I've been playing on and off for about ten years or so. I'm still a beginner - but then I aspire to play like the big names so I'll probably never get there, but I have had great fun trying. I've got a range of guitars - acoustics, semi-acoustics, electro-acoustics, steel, and solid body's (still waiting for the next one to be built). I started on a battered acoustic (and I mean battered - it was recovered from a plane crash and the neck was split and the body had a hole in). I learned to bash the chords out of that. I got a really bad imitation strat after that and a really cheap amp. That was detrimental to my playing, I'm sure. The amp buzzed constantly, the guitar just wouldn't stay in tune, frets buzzed and the fret board wasn't accurate enough (so things genuinely sounded out of tune).
If I was starting again I'd spend around £150 and get something that's decent enough quality to sound 'ok' and hold it's tune. Tanglewood, Westfield, Epiphone, Fender, Yamaha - they all make guitars in that price range. Play it. Play it a lot. Find someone else who's just starting out too. Play together. I learned really fast when I was living with someone who was also learning and it just became a competition to get better, learn more complicated stuff, learn the latest oasis number, etc. It made a massive difference.
For £150 you'll get a guitar that you could reasonably learn with and not feel that you're battling against the instrument to produce a decent sound. If you stay with it then you'll begin to realise which direction you want to go in - strat / les paul / classical / cut-away acoustic etc.
I've played on some of the more expensive acoustics and electrics (american custom strats & teles, breedlove acoustics, taylors).
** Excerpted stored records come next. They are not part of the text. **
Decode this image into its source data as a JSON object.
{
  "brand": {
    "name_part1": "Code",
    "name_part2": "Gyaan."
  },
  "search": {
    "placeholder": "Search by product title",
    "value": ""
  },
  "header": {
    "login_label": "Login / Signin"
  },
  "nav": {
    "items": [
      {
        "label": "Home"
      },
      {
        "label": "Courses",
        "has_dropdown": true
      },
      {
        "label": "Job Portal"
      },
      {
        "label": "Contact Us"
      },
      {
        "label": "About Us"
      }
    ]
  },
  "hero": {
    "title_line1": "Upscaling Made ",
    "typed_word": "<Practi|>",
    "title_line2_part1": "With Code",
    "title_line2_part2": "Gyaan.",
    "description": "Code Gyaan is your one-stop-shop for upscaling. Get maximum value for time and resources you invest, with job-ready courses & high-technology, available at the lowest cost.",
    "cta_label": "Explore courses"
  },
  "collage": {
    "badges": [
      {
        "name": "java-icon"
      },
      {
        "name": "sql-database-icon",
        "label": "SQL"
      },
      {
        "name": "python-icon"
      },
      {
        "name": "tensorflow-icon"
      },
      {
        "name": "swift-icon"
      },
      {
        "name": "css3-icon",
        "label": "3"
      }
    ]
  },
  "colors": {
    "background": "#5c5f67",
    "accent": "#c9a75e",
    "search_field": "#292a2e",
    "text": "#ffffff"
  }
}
They were easier to play. They sounded better (mostly, although I would argue that some of the really expensive stuff doesn't sound *that* much different if at all to something half it's cost), but, the only reason they sounded better is because I had a vague idea of where to stick my great podgey fingers. Learn on a £30 guitar, learn on a £3000 guitar - you'll still hit bum notes, bugger chords up, mistime picks, and feel lost to start with.
Whatever you choose - have great fun

, stick with it and consider getting the instrument set up professionally. Stuff coming straight out the factory is rarely set up well (so the strings are a mile high off the fretboard making it harder to hit chords and notes cleanly).